The corn not fed to cattle is converted into high fructose corn syrup, a substance unknown to the human body before the 1980's but now constitutes a massive part of the diet. The average American eats 66 pounds of it a year, in addition to the nearly 100 pounds of other sugars. Many processed foods are clever repackaging projects to get the consumer to eat more corn products. Hamburgers, french fries, sodas, breakfast cereals, etc... are full of corn products.

Much of the cheap corn is exported. Mayans in Mexico and Guatemala believe that God made them from corn. Growing corn in small patches plays a central role in their culture.
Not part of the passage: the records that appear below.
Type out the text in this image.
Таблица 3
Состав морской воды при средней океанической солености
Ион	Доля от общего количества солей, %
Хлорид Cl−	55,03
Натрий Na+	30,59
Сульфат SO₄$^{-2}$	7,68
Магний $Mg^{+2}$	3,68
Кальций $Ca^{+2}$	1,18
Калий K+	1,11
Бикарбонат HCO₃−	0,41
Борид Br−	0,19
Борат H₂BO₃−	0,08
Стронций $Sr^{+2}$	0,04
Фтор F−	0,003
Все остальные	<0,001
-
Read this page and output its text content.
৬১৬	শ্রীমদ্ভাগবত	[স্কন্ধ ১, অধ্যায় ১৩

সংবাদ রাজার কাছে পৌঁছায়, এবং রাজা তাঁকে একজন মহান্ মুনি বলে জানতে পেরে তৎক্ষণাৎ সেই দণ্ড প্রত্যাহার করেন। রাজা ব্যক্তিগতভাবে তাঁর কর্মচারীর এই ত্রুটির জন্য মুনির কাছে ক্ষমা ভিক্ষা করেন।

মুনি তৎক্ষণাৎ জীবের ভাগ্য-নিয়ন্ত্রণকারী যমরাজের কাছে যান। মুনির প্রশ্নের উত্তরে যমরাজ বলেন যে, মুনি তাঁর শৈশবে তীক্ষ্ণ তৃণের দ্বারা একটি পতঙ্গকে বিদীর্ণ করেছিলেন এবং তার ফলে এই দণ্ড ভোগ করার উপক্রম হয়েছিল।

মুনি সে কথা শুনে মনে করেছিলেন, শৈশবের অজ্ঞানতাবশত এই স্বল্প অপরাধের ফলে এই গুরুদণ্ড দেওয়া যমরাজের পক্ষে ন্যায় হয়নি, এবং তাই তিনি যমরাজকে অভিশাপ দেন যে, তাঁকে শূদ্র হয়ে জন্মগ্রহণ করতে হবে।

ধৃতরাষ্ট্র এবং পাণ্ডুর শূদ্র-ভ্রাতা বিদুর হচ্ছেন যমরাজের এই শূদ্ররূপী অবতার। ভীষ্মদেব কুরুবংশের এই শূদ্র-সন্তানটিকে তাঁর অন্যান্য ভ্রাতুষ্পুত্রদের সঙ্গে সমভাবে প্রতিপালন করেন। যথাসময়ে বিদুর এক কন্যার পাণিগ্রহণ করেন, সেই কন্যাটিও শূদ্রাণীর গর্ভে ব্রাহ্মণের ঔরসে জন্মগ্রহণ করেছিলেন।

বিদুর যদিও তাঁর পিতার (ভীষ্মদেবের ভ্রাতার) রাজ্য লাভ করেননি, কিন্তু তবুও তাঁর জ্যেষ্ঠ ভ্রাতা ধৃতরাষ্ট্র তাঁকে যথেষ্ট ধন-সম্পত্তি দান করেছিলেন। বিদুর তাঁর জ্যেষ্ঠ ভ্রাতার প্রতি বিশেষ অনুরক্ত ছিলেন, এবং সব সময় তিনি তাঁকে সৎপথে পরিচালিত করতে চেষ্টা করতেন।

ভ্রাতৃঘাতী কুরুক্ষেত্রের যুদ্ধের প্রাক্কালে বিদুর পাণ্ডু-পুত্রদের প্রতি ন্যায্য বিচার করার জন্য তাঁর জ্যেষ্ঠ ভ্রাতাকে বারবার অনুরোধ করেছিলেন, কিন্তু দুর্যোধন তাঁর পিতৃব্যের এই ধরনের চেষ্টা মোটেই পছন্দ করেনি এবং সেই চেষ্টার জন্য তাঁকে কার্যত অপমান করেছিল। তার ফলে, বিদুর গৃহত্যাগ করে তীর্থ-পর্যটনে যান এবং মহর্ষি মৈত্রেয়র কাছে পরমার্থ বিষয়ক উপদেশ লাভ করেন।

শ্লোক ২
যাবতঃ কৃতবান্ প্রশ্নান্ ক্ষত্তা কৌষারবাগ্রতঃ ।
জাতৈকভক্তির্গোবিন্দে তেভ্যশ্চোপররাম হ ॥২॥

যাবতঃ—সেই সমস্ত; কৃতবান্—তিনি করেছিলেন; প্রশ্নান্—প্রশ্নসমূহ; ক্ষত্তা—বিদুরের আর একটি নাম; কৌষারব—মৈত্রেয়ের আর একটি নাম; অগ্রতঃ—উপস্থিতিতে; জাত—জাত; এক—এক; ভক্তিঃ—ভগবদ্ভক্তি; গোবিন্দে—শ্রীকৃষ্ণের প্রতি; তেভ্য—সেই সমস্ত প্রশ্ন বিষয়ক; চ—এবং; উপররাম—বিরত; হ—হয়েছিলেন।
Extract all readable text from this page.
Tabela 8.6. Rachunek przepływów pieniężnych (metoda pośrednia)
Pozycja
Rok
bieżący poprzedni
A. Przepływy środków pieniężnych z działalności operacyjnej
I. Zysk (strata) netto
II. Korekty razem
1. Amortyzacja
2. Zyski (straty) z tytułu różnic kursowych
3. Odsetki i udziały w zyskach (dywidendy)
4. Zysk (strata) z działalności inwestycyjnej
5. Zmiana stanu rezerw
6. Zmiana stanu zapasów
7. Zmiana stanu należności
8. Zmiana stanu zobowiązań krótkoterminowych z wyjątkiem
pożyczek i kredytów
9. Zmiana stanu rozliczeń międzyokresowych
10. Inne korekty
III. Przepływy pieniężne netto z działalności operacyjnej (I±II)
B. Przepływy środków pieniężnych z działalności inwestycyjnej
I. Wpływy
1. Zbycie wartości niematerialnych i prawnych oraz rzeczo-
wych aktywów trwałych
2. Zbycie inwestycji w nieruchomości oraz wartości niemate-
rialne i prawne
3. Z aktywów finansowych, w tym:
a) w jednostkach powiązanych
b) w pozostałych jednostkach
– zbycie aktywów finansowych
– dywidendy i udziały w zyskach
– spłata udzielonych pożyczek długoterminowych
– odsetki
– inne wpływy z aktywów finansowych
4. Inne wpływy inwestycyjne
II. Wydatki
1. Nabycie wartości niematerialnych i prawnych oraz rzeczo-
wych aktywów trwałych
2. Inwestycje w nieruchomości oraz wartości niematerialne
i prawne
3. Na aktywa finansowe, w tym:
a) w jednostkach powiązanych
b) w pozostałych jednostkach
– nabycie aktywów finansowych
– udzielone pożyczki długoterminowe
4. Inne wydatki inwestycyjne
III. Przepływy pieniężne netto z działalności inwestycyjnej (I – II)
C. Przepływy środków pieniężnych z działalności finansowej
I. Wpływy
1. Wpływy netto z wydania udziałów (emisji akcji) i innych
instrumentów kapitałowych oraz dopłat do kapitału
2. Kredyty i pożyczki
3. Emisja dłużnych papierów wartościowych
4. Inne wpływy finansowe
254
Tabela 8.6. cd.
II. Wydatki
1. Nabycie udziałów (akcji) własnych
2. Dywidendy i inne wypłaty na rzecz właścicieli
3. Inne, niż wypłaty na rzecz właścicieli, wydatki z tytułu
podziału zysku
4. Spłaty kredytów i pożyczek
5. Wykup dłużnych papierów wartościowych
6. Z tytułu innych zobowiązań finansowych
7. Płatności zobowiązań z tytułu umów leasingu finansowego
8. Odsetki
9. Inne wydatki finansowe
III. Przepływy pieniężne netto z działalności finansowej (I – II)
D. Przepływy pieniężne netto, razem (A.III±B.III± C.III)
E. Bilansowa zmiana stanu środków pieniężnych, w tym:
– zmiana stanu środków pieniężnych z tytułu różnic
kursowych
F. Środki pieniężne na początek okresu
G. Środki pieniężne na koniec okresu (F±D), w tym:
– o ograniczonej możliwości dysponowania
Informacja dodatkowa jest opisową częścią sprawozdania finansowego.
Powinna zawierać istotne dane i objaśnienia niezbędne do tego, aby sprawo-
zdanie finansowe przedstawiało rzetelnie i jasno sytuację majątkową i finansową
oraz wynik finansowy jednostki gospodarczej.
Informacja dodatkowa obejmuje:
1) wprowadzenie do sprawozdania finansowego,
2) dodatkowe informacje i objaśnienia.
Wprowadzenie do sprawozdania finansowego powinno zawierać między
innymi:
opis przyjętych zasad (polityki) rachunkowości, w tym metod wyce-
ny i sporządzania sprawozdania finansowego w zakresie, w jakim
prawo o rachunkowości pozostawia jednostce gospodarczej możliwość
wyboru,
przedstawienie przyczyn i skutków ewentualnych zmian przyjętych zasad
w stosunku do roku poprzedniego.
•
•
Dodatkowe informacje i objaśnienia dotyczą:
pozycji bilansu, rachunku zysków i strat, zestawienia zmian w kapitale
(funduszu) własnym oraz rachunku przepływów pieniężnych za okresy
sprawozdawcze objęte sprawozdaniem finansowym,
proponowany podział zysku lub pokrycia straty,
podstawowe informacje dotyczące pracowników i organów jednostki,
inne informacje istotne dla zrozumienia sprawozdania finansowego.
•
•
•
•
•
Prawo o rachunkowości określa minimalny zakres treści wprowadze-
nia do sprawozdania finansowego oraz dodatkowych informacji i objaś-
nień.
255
Now they cannot compete with rock bottom prices of imported US corn.

The empire of corn is highly reliant on oil. Among other things the black gold is needed to make the pesticides, drive tractors and transport the corn. Each acre needs 50 gallons of oil. A feedlot cow needs 35 gallons before it winds up on a dinner table.

And all this information came from the first section of the book. It is a startling read, illuminating how our supposed agricultural progress is in fact destructive on many fronts.

1 comment:

Prabhu Singh said...

People talk about biodiesel, but with our modern farming techniques it takes 1/2 a gallon of gasoline to produce a gallon of biodiesel, which is then only 3/4 as efficient. You gain 1/4 more fuel, but you destroy the environment by producing it.

Maybe I should read that book.
"Modern" farming is super destructive and it is one of the forces destroying people and land worldwide. One such place is Punjab, where something called "the Green Revolution" has been extremely destructive. You may be familiar with the author Vandana Shiva and her work "The Violence of the Green Revolution." My brother read it and taught a lot of it to me.
My retirement account is figuring out how to grow my own food. I hope that someday I will live completely sustainably.